Here at the Human Lactation Center (HLC) we understand how hard it is to balance work life and home life, and we’re not alone. In 2001, over 60% of mothers with at least one child under 3-years-old were working. That’s up from about 34% in 1975. (Source: Bureau of Labor Statistics.) Personally, I was not prepared for the amount of guilt and angst I would feel trying to balance the passion I have for my work with the love and devotion I feel for my child. However, I believe you can strike a balance between the pulls of work and the duties of parenting, though it won’t be perfect all the time. There will still be the occasional feelings of guilt and loneliness, and the days you feel like you can’t do anything right. Here are some tips that we hope will help you keep all of your roles in perspective.
~3 Tips from Blogs Past~
Feelings of guilt are normal!
You may feel guilty, especially during separation times, or when you say goodbye for the day. Talk about these normal feelings with other working parents. Also, realize that your child may adapt more quickly to goodbyes than you think. Right before you leave, talk through the reason for the separation with her and reassure her that you will be back and be with her again. Click here to learn more about separation anxiety (your child’s, not yours).
Take care of yourself first
I know, this feels counterintuitive, but if you aren’t healthy, you can’t care for anybody well!Take a little quiet time for yourself. Yes, I said quiet time. I take mine at the gym or during a walk at lunchtime. That way my quiet time does double duty! If you’re still in the throws of sleep deprivation, please sleep when you can (like during your child’s naps when you’re home on the weekends) or just rest while your child naps on the days you’re both home. Either one will leave you feeling more energetic. To read more about my own trials with sleep deprivation, click here.
It takes a village to raise a child
My daughter was cared for by some amazing moms while I was at work. My sister-in-law was the first mom to watch my daughter. When she moved away, a good friend of mine who was staying at home with her son watched Lily. When Lily was about 18 months old, she started going to another very good friend of ours’ home while I worked. Our good friend’s daughter was born only 1 week after Lily, and they are best friends to this day. Complicated? Yes, but she has been loved and well cared for her entire life. It takes a village. You can’t do it alone (at least while keeping your sanity).
~3 Tips from Moms at the HLC~
Routines make everything easier
By: Jen G, mom of Lily, 3 1/2
Arrange your morning routines to spend a little time with your child before you leave for work. This may sound impossible, but it can work! What I do is try to wake up before my daughter so that I can get myself ready. Then, when she wakes up, we cuddle and watch a cartoon together or read a book while I sip my caffeine requirement for the morning. Even 20-30 minutes in your morning routine can make a big difference toward connecting with your child before you leave for the day. If time is tight, just eating breakfast together will help you both feel better throughout the day. We also have a great bedtime routine that includes one-on-one time with each other during bath time, story time and cuddles. The day goes much more smoothly when we start and end it the same way.

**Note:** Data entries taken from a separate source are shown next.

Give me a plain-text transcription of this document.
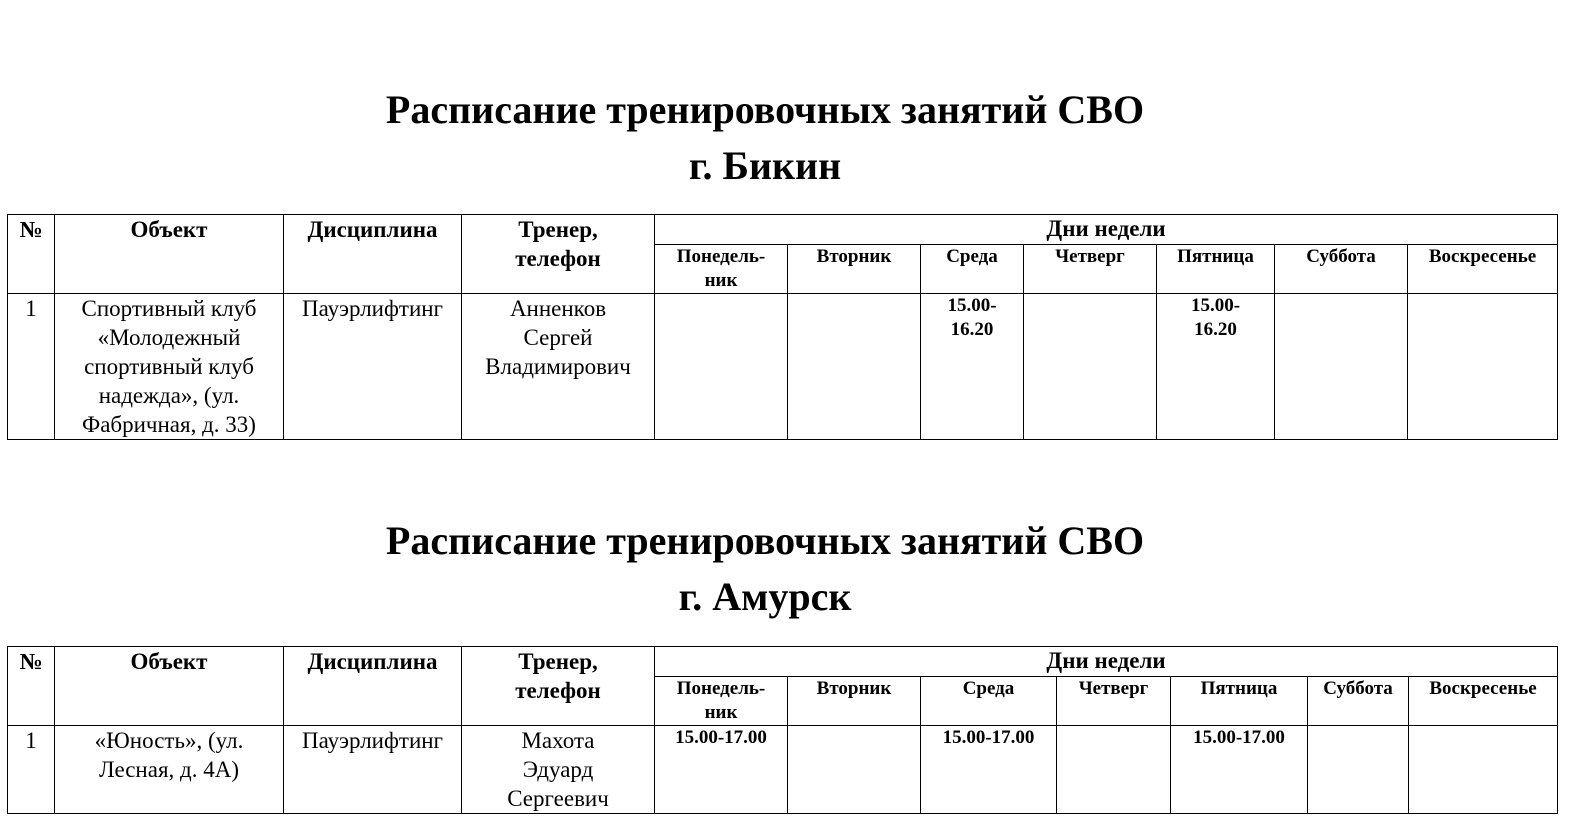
Расписание тренировочных занятий СВО
г. Бикин
№	Объект	Дисциплина	Тренер, телефон	Дни недели						
				Понедель-ник	Вторник	Среда	Четверг	Пятница	Суббота	Воскресенье
1	Спортивный клуб «Молодежный спортивный клуб надежда», (ул. Фабричная, д. 33)	Пауэрлифтинг	Анненков Сергей Владимирович			15.00-16.20		15.00-16.20		
Расписание тренировочных занятий СВО
г. Амурск
№	Объект	Дисциплина	Тренер, телефон	Дни недели						
				Понедель-ник	Вторник	Среда	Четверг	Пятница	Суббота	Воскресенье
1	«Юность», (ул. Лесная, д. 4А)	Пауэрлифтинг	Махота Эдуард Сергеевич	15.00-17.00		15.00-17.00		15.00-17.00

Set aside special playtime each day with your child
By: Jen B, mom of Olivia (2) and Charlotte (EDD December 2010)
Set aside a block of time each day that is devoted to playing with your child (no checking email allowed!) I know it sounds hard to add anything else to your already busy schedule, but even 30 minutes of one-on-one time with your child will benefit you both greatly. If you make the play physical, you’ll both get a workout at the same time too!
Make family meals a priority
By: Kerri, mom of Elisabeth, 4
No matter how busy you get, plan to have family dinner together. Just sitting down at the table (with the television off) creates a sense of stability for children. Family meals are important to keep communication open and to strengthen relationships among family members. It is also a great way to enhance language development in young children.
As working moms, we are not by any means saying that striking a balance between career and motherhood is easy! However, it is possible, most days, to carve out a little quality time with your family. Precious time with you is the best gift you can give to your child. Whether it’s during a family meal, reading books together, or spending a half hour on the floor playing with your child before bath time, every moment counts. It doesn’t have to be perfect, and many days it won’t be, but rest assured that these small changes can make a big difference. Jane recently gave me a magnet that reads “Worry is like a rocking chair. It will give you something to do, but it won’t get you anywhere.” (Proverb) For now I’m trying not to worry so much about the time I’m not spending with my daughter while I’m at work. Instead, I’m making the time we do have together more meaningful.